Reflecting how marginalized the true horror of the killing sprees have become, Rukun spends most of the film wandering rural hamlets and city outskirts, the verdant vegetation seeming to overgrow with the fertilized soil of mass graves. Cinema spirits hung over The Act of Killing as a bridge between propaganda and fact, but this film has the feel of actual ghosts haunting the areas around the decrepit survivors whom Rukun visits. His patients are old and withered, epitomized by an ancient man with nothing but gums in his mouth and eyes that cannot open any wider than slits, yet many can recall every minute detail of the suffering their families endured as targets of the new regime. It is their testimony that excavates the ghouls who reside in every corner of the nation; the grief that has barely lessened with time is etched into their faces, a chilling contrast with the pride of the anti-Communists and much-needed context to the official propaganda presented in this film and its predecessor that insists on unanimous belief in the righteousness of the killings.

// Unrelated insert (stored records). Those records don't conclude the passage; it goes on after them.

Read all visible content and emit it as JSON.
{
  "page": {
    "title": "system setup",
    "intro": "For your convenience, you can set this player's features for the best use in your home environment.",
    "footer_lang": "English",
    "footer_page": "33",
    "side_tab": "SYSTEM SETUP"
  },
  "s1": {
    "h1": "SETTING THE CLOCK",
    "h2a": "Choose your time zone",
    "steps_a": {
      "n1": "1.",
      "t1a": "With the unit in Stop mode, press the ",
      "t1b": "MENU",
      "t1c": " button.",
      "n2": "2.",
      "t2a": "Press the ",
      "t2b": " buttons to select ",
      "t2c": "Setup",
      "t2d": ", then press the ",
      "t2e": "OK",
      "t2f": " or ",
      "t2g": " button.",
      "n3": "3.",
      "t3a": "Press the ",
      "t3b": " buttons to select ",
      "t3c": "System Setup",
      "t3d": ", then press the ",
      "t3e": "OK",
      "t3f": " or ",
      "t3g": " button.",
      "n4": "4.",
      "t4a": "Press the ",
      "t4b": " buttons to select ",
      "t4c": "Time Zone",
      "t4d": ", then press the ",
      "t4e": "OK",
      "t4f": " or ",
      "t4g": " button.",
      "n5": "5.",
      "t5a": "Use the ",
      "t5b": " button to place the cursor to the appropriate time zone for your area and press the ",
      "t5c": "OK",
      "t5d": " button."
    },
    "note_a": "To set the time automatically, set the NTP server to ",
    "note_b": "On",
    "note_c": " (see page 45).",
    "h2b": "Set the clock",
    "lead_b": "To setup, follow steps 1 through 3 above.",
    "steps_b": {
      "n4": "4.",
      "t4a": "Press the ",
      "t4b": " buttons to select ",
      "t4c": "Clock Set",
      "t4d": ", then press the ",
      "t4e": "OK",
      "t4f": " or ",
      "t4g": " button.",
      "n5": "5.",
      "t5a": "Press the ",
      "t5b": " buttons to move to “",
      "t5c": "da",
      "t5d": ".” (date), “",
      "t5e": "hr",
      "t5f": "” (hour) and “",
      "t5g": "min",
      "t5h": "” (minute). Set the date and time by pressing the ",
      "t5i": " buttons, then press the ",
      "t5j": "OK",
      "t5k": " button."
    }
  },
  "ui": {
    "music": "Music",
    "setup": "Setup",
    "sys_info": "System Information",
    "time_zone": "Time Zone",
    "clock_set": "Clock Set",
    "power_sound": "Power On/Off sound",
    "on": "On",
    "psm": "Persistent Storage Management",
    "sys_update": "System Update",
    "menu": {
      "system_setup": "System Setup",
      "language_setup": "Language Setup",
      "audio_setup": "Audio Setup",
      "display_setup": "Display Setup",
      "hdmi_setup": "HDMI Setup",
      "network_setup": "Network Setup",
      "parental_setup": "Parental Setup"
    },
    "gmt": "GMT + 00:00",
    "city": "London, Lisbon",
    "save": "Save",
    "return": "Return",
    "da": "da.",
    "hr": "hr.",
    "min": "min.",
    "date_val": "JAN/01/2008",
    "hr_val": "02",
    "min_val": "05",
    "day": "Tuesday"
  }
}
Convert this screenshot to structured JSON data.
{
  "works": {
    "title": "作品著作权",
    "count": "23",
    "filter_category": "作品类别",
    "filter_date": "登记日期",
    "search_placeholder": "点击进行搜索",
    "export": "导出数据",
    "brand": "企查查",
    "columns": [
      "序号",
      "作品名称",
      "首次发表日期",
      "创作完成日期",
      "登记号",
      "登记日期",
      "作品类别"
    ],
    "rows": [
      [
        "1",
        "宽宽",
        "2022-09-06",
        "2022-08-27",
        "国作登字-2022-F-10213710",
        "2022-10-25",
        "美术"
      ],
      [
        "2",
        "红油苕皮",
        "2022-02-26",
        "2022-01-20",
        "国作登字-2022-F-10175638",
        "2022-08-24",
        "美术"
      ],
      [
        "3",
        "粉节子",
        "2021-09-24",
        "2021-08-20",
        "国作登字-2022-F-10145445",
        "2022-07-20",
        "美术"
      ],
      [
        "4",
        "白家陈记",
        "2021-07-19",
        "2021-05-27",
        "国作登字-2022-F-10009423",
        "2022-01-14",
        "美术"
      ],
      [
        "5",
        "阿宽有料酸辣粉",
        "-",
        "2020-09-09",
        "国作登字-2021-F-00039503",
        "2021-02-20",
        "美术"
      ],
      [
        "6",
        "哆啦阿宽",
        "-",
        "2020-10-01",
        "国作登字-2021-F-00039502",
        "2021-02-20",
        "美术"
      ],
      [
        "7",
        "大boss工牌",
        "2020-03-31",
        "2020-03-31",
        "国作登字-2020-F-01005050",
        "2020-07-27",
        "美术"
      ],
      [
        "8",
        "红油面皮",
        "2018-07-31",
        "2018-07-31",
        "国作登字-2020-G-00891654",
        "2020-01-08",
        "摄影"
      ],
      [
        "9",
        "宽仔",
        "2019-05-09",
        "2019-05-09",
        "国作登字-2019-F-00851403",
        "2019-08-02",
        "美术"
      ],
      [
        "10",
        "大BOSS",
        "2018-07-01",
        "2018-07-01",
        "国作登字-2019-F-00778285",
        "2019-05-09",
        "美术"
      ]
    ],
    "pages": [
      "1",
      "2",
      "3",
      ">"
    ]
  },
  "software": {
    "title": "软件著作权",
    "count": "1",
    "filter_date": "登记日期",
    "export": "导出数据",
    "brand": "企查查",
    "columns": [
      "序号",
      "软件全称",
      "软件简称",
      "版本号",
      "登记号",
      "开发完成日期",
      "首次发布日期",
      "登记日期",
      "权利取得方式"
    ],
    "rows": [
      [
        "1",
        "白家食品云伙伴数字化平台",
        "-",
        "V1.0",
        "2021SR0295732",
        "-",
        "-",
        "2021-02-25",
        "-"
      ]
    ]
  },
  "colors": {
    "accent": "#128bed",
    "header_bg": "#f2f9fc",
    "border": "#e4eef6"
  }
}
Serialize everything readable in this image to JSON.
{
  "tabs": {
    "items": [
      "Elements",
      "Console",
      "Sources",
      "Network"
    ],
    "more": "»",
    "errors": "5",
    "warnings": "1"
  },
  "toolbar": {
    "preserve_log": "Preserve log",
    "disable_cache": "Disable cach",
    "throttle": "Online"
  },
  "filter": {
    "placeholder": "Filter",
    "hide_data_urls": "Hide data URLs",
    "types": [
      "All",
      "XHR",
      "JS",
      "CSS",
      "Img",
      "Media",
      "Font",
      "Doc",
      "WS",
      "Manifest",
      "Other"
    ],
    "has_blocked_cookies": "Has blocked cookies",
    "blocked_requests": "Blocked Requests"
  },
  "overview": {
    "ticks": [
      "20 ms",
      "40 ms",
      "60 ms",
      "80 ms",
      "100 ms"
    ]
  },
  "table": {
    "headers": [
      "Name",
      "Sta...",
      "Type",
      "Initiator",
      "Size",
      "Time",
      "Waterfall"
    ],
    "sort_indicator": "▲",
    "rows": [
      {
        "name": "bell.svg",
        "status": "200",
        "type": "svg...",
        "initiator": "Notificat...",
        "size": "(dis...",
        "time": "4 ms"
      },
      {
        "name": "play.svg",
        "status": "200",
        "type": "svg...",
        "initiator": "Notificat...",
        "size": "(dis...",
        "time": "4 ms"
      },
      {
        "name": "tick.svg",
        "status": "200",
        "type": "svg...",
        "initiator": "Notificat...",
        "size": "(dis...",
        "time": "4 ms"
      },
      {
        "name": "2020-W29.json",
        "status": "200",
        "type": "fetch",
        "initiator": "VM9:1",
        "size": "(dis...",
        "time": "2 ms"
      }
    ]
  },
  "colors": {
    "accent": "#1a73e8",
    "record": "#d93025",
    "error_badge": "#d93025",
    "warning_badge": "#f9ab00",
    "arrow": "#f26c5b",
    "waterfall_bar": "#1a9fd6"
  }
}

In revising his focus in documenting the legacy of the coup, Oppenheimer also complicates the relationship of the United States to the destruction. The US spent the second half of the 20th century backing anti-Communist powers no matter how fascistic or murderous, and the film probes the tacit, off-the-record approval given to the Indonesian purges by American policy leaders. Even footage of a 1967 news report by Ted Yates clearly intended to note the horror of the situation is delivered with such classical newsman stoicism, the neutered centrism of Yates’ narration pitching the report’s tone so ambiguously that it can easily be read as a celebration of the anti-Communists’ ruthless efficiency. Oppenheimer even points the finger at himself in the ongoing whitewash of this piece of Southeast Asian history, showing Rukun the footage he gathered for The Act of Killing and studying the man’s face as disgust and pain curl over features to see the ongoing revelry of those who consolidated their power with terror.
Rukun also proves to be a capable critic, and soon he can suss out the sense of guilt suppressed by desperate bluster of the death squad members; watching one killer calmly relate his deeds, Rukun innocently says, “Maybe he acts this way because he regrets what he did.” Eventually, he even gets to confront some of the same death squad members Oppenheimer interviewed on friendly terms, some of whom played a part in his brother’s death. Rukun hones in on the areas that Oppenheimer failed to sufficiently explore, and he does away with the director’s ingratiating, affable outsider perspective in favor of direct confrontation. Rukun’s courage in coming face to face with these men is immeasurable, and that’s before he grills them on their culpability. The men are so unused to being challenged on the rightness of their behavior that they can barely contain their shock. “You ask deeper questions than Joshua did,” laments one subject, and it is precisely because he does that he offers a vital contribution to this film.
Rukun’s day job provides Oppenheimer with a convenient metaphor, finding in the eye doctor’s house calls and tools for regaining literal sight a literalization of the film’s quest for social revelation. But this also confirms Oppenheimer as one of a growing breed of documentarians rediscovering the importance of actual filmmaking in nonfiction filmmaking. The Look of Silence, like its predecessor, is not simply a moralizing issue doc urging a facile sense of understanding by way of an accessible primer. Instead, the diptych illustrates history with visual panache, and it attunes itself to the emotional conflict of survivor and perpetrator alike in the mixture of sorrow, denial, guilt and rage. It’s hard to judge either feature on its own; they are inseparably entwined as flip-sides of the same investigation, and they are each critiques and expansions of the other. Viewed collectively, they just so happen to represent some of the greatest work in the nonfiction field in decades.
One thought on ““The Look of Silence” Is One of the Best Documentaries in Decades”
Thanks for reviewing this! It’s been at the top of my watch list since I saw The Act of Killing last year. I’m excited to hear that this is a visually rich film. I had a minor concern that, given the topic of this one it would take the form of a more traditional interview documentary. I’m glad it’s such a fitting companion to its predecessor.